The Afghan women whose stories Bronstein spent so much of her career telling, “they basically are being erased from society.”
“We all saw it coming,” Bronstein said, “But no one was able to stop or prevent the avalanche of injustice.”
Bronstein said she receives messages from Afghan women who follow her on social media, sending cryptic messages or asking for help. She has also kept in some contact with those she knew from her years working there — a woman who used to own a now-closed hair salon, a woman doctor who has kept her job at a children’s hospital.
But now, Bronstein doesn’t know when she’ll next be back.
Having spent 20 years working there, she now cannot obtain a visa to enter Afghanistan.
Also included in the exhibition are images from the 2010 floods that wrecked Pakistan, killing nearly 2,000 people.
Bronstein, alongside Getty Images colleague Daniel Berehulak, was named a finalist for the 2011 Pulitzer Prize in Breaking News Photography for her pictures of the flooding. In their decision, the committee commended the pictures’ “compelling portrayal of the human will to survive.”
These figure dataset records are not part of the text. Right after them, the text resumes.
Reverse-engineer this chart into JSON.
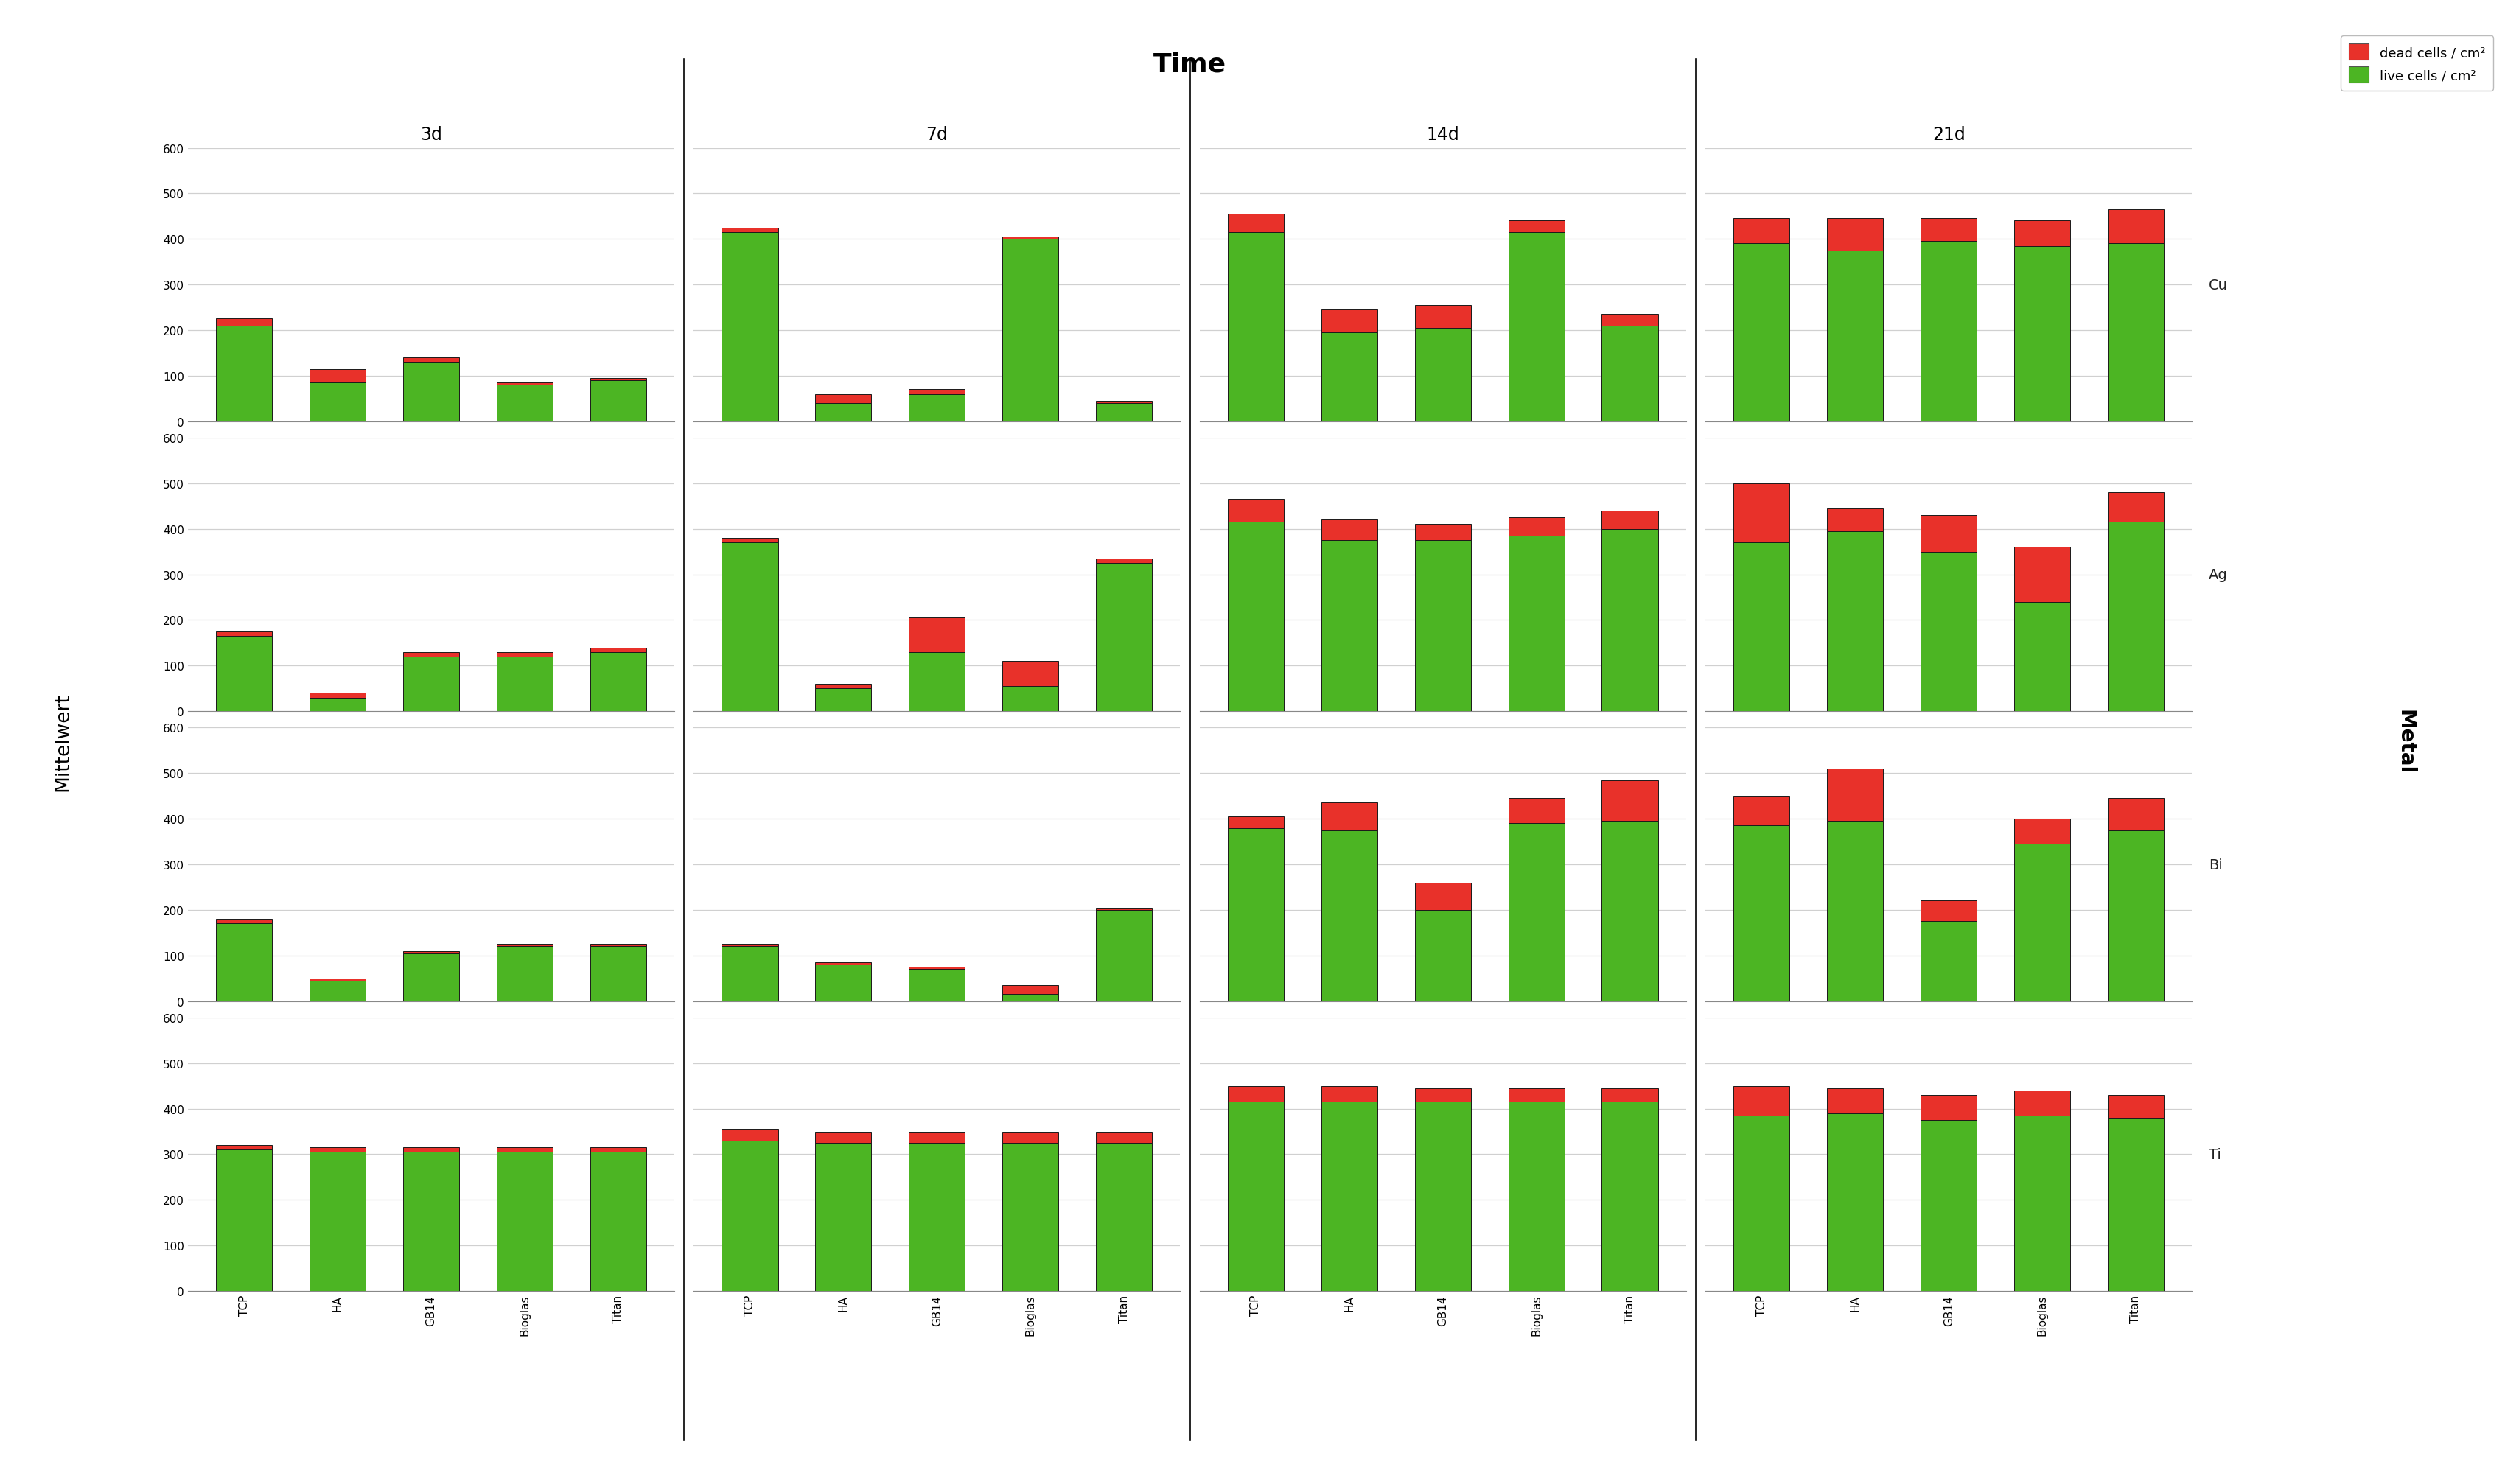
{
  "metals": [
    "Cu",
    "Ag",
    "Bi",
    "Ti"
  ],
  "times": [
    "3d",
    "7d",
    "14d",
    "21d"
  ],
  "categories": [
    "TCP",
    "HA",
    "GB14",
    "Bioglas",
    "Titan"
  ],
  "title": "Time",
  "ylabel": "Mittelwert",
  "right_label": "Metal",
  "ylim": [
    0,
    600
  ],
  "yticks": [
    0,
    100,
    200,
    300,
    400,
    500,
    600
  ],
  "live_color": "#4cb523",
  "dead_color": "#e8312a",
  "subplot_bg": "#ffffff",
  "fig_bg": "#ffffff",
  "bar_edge_color": "#1a1a1a",
  "grid_color": "#d0d0d0",
  "data": {
    "Cu": {
      "3d": {
        "live": [
          210,
          85,
          130,
          80,
          90
        ],
        "dead": [
          15,
          30,
          10,
          5,
          5
        ]
      },
      "7d": {
        "live": [
          415,
          40,
          60,
          400,
          40
        ],
        "dead": [
          10,
          20,
          10,
          5,
          5
        ]
      },
      "14d": {
        "live": [
          415,
          195,
          205,
          415,
          210
        ],
        "dead": [
          40,
          50,
          50,
          25,
          25
        ]
      },
      "21d": {
        "live": [
          390,
          375,
          395,
          385,
          390
        ],
        "dead": [
          55,
          70,
          50,
          55,
          75
        ]
      }
    },
    "Ag": {
      "3d": {
        "live": [
          165,
          30,
          120,
          120,
          130
        ],
        "dead": [
          10,
          10,
          10,
          10,
          10
        ]
      },
      "7d": {
        "live": [
          370,
          50,
          130,
          55,
          325
        ],
        "dead": [
          10,
          10,
          75,
          55,
          10
        ]
      },
      "14d": {
        "live": [
          415,
          375,
          375,
          385,
          400
        ],
        "dead": [
          50,
          45,
          35,
          40,
          40
        ]
      },
      "21d": {
        "live": [
          370,
          395,
          350,
          240,
          415
        ],
        "dead": [
          130,
          50,
          80,
          120,
          65
        ]
      }
    },
    "Bi": {
      "3d": {
        "live": [
          170,
          45,
          105,
          120,
          120
        ],
        "dead": [
          10,
          5,
          5,
          5,
          5
        ]
      },
      "7d": {
        "live": [
          120,
          80,
          70,
          15,
          200
        ],
        "dead": [
          5,
          5,
          5,
          20,
          5
        ]
      },
      "14d": {
        "live": [
          380,
          375,
          200,
          390,
          395
        ],
        "dead": [
          25,
          60,
          60,
          55,
          90
        ]
      },
      "21d": {
        "live": [
          385,
          395,
          175,
          345,
          375
        ],
        "dead": [
          65,
          115,
          45,
          55,
          70
        ]
      }
    },
    "Ti": {
      "3d": {
        "live": [
          310,
          305,
          305,
          305,
          305
        ],
        "dead": [
          10,
          10,
          10,
          10,
          10
        ]
      },
      "7d": {
        "live": [
          330,
          325,
          325,
          325,
          325
        ],
        "dead": [
          25,
          25,
          25,
          25,
          25
        ]
      },
      "14d": {
        "live": [
          415,
          415,
          415,
          415,
          415
        ],
        "dead": [
          35,
          35,
          30,
          30,
          30
        ]
      },
      "21d": {
        "live": [
          385,
          390,
          375,
          385,
          380
        ],
        "dead": [
          65,
          55,
          55,
          55,
          50
        ]
      }
    }
  }
}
The images are terrifying in their level of destruction. One picture shows a village almost completely submerged in water that stretches to the horizon, with people awaiting rescue on a narrow strip of dry land. Another shows a man desperately clinging to the very rescue boat Bronstein was riding in.
“I went out there with rescue teams, because they were trying to rescue people who became stranded,” Bronstein said. “These are poor farmers. They went to try to save the livestock. And then, of course, they themselves can't swim. And this man was hanging on to our boat, and then they pulled another boat over to rescue him because we couldn't even take in any more people.”
At the time, Bronstein saw that level of flooding as “unprecedented.” Today, in a world increasingly affected by climate change, she wonders how much attention that level of natural destruction would garner.
“When people look at those pictures then, they’re thinking ‘Oh, God,’ ” Bronstein said. “But now the flooding is 10 times worse, and we’ve seen so much news coverage of it. Everybody’s kind of numb to it now.”
Bronstein was still working in Afghanistan in 2022 when Russia invaded Ukraine. It was the first European war since World War II, and she knew that is where she needed to be next.
She has worked there as often as she could over the last two years, drawn to the strength of the Ukrainian people and their determination to win.
“They're amazing,” Bronstein said. “You go to an aftermath of a building that was just shelled. And already half neighborhood would be out sweeping up glass. … And then an hour later, they'd be showing up, covering the windows with particle board.”
One of her images is of a young girl juxtaposed against a mountain of rusted, destroyed cars. The scene, a “car cemetery” that sat next to an actual cemetery, had quickly become a war tourism site where dignitaries and families from nearby Kyiv could come view what Russian President Vladimir Putin’s invasion had wrought. The girl, Bronstein said, was there with her family, who had recently returned to Kyiv after initially fleeing at the start of the war.
It is a picture where the scale of damage is contained but feels unfathomable in the face of an innocent child staring into a wreck of burned metal.
And viewing Bronstein’s retrospective en masse, the picture bookends a tragic pairing with her image of the Afghan girl with leishmaniasis. Twenty years later, Bronstein is still photographing little girls living with the impacts of wars they had nothing to do with.
Paula Bronstein’s exhibit “A World in Turmoil” is on display at Visa pour l’Image in Perpignan, France, until September 15.